今、私たちの周囲には、さまざまなリスクが存在しています。大規模災害を例に挙げるまでもなく、それは私たちの「想定」をはるかに超えて巨大なものになり、グローバル化の進展に伴い、影響が及ぶ範囲も地球規模にまで広がりつつあります。
最近では、核のテロやサイバーテロ、エネルギー危機といった人為的なリスクにより、想定を超える「最悪のシナリオ」の発生も強く指摘されています。近隣諸国との関係緊張も大きな危機をはらむものです。
首都・東京を考える時、直下地震の発生をはじめ、パンデミックやテロのような切迫性のある問題が存在していることは周知の事実です。さらにまた、確実に進む少子高齢化が及ぼす社会への影響、あるいは都議会公明党が繰り返し主張してきた女性が輝く社会の実現など、社会システムを変えていかねばならない、いくつもの緊急課題があります。

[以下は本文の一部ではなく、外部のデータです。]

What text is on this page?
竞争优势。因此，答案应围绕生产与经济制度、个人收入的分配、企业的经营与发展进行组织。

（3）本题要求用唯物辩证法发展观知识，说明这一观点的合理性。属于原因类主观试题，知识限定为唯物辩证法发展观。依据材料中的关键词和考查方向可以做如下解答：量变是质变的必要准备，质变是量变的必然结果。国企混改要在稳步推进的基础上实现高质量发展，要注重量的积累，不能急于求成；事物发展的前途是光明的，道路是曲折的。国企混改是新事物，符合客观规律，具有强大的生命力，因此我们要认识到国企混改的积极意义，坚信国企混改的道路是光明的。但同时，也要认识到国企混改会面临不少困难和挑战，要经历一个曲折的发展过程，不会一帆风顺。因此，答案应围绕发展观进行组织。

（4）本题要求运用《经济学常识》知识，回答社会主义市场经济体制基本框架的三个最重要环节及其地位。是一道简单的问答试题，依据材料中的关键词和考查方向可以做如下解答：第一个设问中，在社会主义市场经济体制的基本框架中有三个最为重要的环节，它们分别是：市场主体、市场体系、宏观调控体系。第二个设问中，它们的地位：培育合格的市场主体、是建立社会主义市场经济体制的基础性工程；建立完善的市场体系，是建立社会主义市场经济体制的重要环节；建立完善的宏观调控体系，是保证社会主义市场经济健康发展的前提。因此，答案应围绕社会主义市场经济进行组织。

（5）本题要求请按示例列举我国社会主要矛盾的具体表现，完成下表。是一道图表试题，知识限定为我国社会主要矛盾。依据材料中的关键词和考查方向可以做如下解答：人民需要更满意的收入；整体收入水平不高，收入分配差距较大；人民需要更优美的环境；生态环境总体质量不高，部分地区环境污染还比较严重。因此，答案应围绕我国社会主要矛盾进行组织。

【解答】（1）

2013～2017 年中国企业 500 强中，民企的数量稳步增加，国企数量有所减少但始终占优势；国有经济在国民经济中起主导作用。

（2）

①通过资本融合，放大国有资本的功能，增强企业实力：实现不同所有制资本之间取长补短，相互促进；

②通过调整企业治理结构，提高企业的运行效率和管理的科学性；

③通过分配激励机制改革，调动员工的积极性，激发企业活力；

これらに対処するためには都政のシステムを思い切って変革しながら、東京ならではの対応策を作りあげる取り組みが強く求められます。そのために何よりも重要なのは「政治のリーダーシップ」であり、知事はそれを十分認識し、都政を前進させていくべきと考えますが、知事の所見を伺います。

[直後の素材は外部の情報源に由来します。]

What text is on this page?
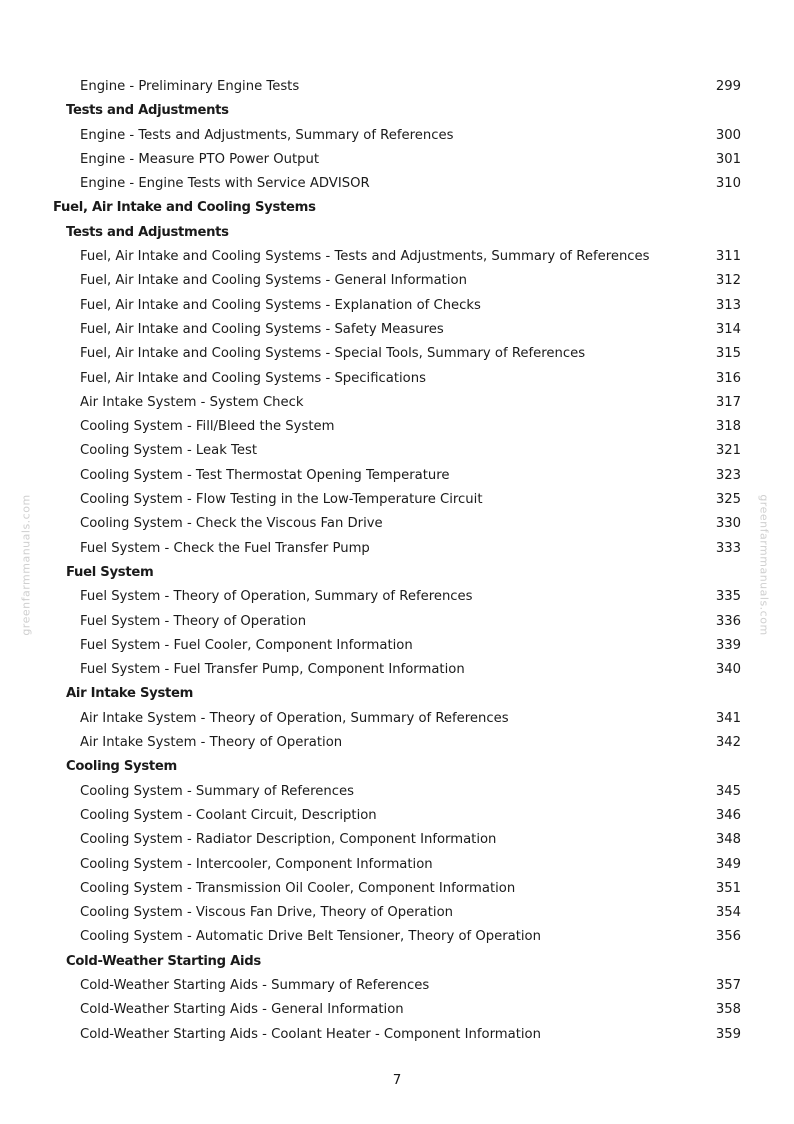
greenfarmmanuals.com	greenfarmmanuals.com
Engine - Preliminary Engine Tests	299
Tests and Adjustments
Engine - Tests and Adjustments, Summary of References	300
Engine - Measure PTO Power Output	301
Engine - Engine Tests with Service ADVISOR	310
Fuel, Air Intake and Cooling Systems
Tests and Adjustments
Fuel, Air Intake and Cooling Systems - Tests and Adjustments, Summary of References	311
Fuel, Air Intake and Cooling Systems - General Information	312
Fuel, Air Intake and Cooling Systems - Explanation of Checks	313
Fuel, Air Intake and Cooling Systems - Safety Measures	314
Fuel, Air Intake and Cooling Systems - Special Tools, Summary of References	315
Fuel, Air Intake and Cooling Systems - Specifications	316
Air Intake System - System Check	317
Cooling System - Fill/Bleed the System	318
Cooling System - Leak Test	321
Cooling System - Test Thermostat Opening Temperature	323
Cooling System - Flow Testing in the Low-Temperature Circuit	325
Cooling System - Check the Viscous Fan Drive	330
Fuel System - Check the Fuel Transfer Pump	333
Fuel System
Fuel System - Theory of Operation, Summary of References	335
Fuel System - Theory of Operation	336
Fuel System - Fuel Cooler, Component Information	339
Fuel System - Fuel Transfer Pump, Component Information	340
Air Intake System
Air Intake System - Theory of Operation, Summary of References	341
Air Intake System - Theory of Operation	342
Cooling System
Cooling System - Summary of References	345
Cooling System - Coolant Circuit, Description	346
Cooling System - Radiator Description, Component Information	348
Cooling System - Intercooler, Component Information	349
Cooling System - Transmission Oil Cooler, Component Information	351
Cooling System - Viscous Fan Drive, Theory of Operation	354
Cooling System - Automatic Drive Belt Tensioner, Theory of Operation	356
Cold-Weather Starting Aids
Cold-Weather Starting Aids - Summary of References	357
Cold-Weather Starting Aids - General Information	358
Cold-Weather Starting Aids - Coolant Heater - Component Information	359
7
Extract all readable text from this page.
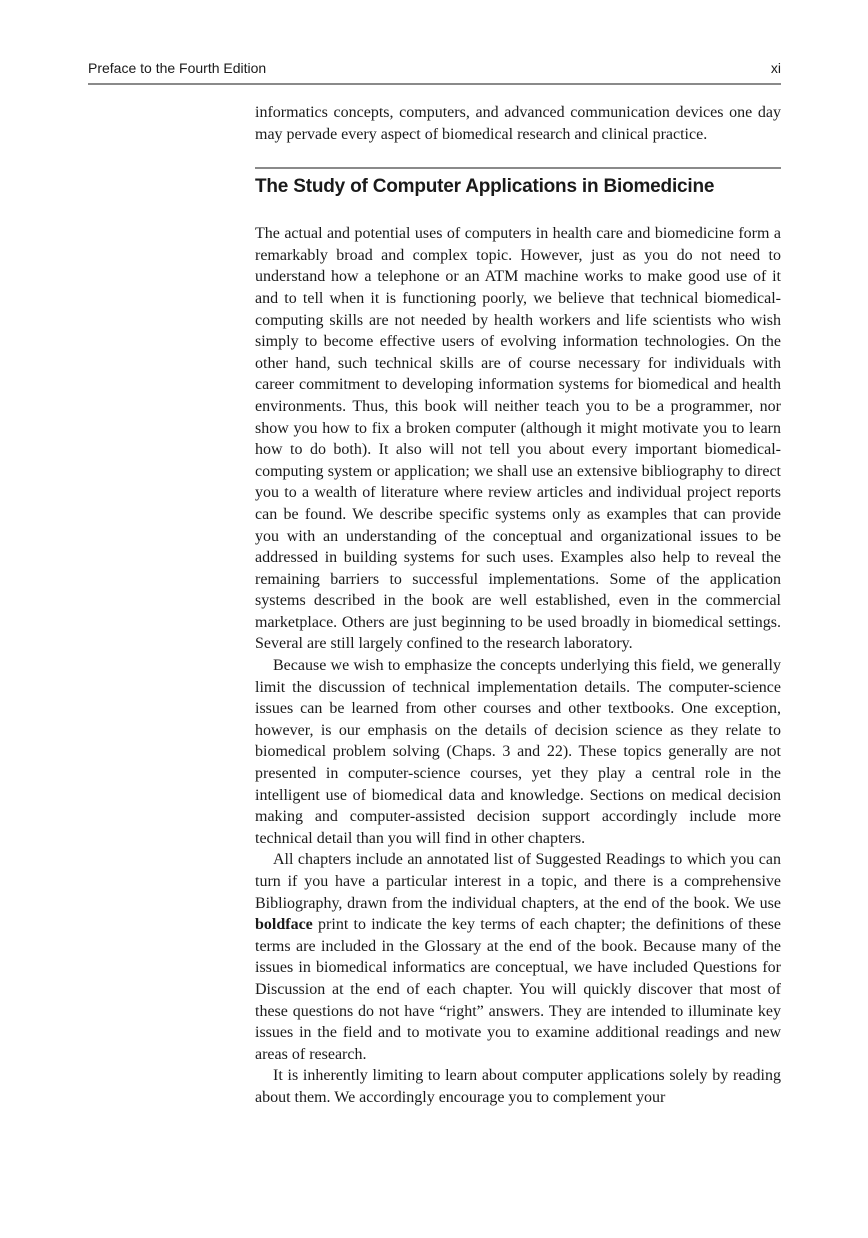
Preface to the Fourth Edition	xi

informatics concepts, computers, and advanced communication devices one day may pervade every aspect of biomedical research and clinical practice.

The Study of Computer Applications in Biomedicine

The actual and potential uses of computers in health care and biomedicine form a remarkably broad and complex topic. However, just as you do not need to understand how a telephone or an ATM machine works to make good use of it and to tell when it is functioning poorly, we believe that technical biomedical-computing skills are not needed by health workers and life scientists who wish simply to become effective users of evolving information technologies. On the other hand, such technical skills are of course necessary for individuals with career commitment to developing information systems for biomedical and health environments. Thus, this book will neither teach you to be a programmer, nor show you how to fix a broken computer (although it might motivate you to learn how to do both). It also will not tell you about every important biomedical-computing system or application; we shall use an extensive bibliography to direct you to a wealth of literature where review articles and individual project reports can be found. We describe specific systems only as examples that can provide you with an understanding of the conceptual and organizational issues to be addressed in building systems for such uses. Examples also help to reveal the remaining barriers to successful implementations. Some of the application systems described in the book are well established, even in the commercial marketplace. Others are just beginning to be used broadly in biomedical settings. Several are still largely confined to the research laboratory.

Because we wish to emphasize the concepts underlying this field, we generally limit the discussion of technical implementation details. The computer-science issues can be learned from other courses and other textbooks. One exception, however, is our emphasis on the details of decision science as they relate to biomedical problem solving (Chaps. 3 and 22). These topics generally are not presented in computer-science courses, yet they play a central role in the intelligent use of biomedical data and knowledge. Sections on medical decision making and computer-assisted decision support accordingly include more technical detail than you will find in other chapters.

All chapters include an annotated list of Suggested Readings to which you can turn if you have a particular interest in a topic, and there is a comprehensive Bibliography, drawn from the individual chapters, at the end of the book. We use boldface print to indicate the key terms of each chapter; the definitions of these terms are included in the Glossary at the end of the book. Because many of the issues in biomedical informatics are conceptual, we have included Questions for Discussion at the end of each chapter. You will quickly discover that most of these questions do not have “right” answers. They are intended to illuminate key issues in the field and to motivate you to examine additional readings and new areas of research.

It is inherently limiting to learn about computer applications solely by reading about them. We accordingly encourage you to complement your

私たち公明党は、女性の活躍推進はわが国が抱える最重要課題との認識から「女性の元気応援プラン」を策定し、5月に総理に提出しました。全国906人を誇る公明党女性議員が女性活躍推進への新たな政策としてとりまとめたものであり、あらゆる施策を盛り込んでいます。育児・介護休業制度の抜本的見直しや在宅テレワークの推進、女性の起業支援など、多様な働き方にも言及しています。
都はこのほど、女性活躍推進会議を立ち上げ、先般、シンポジウムを開催するなど、機運醸成に向けた取り組みを始めています。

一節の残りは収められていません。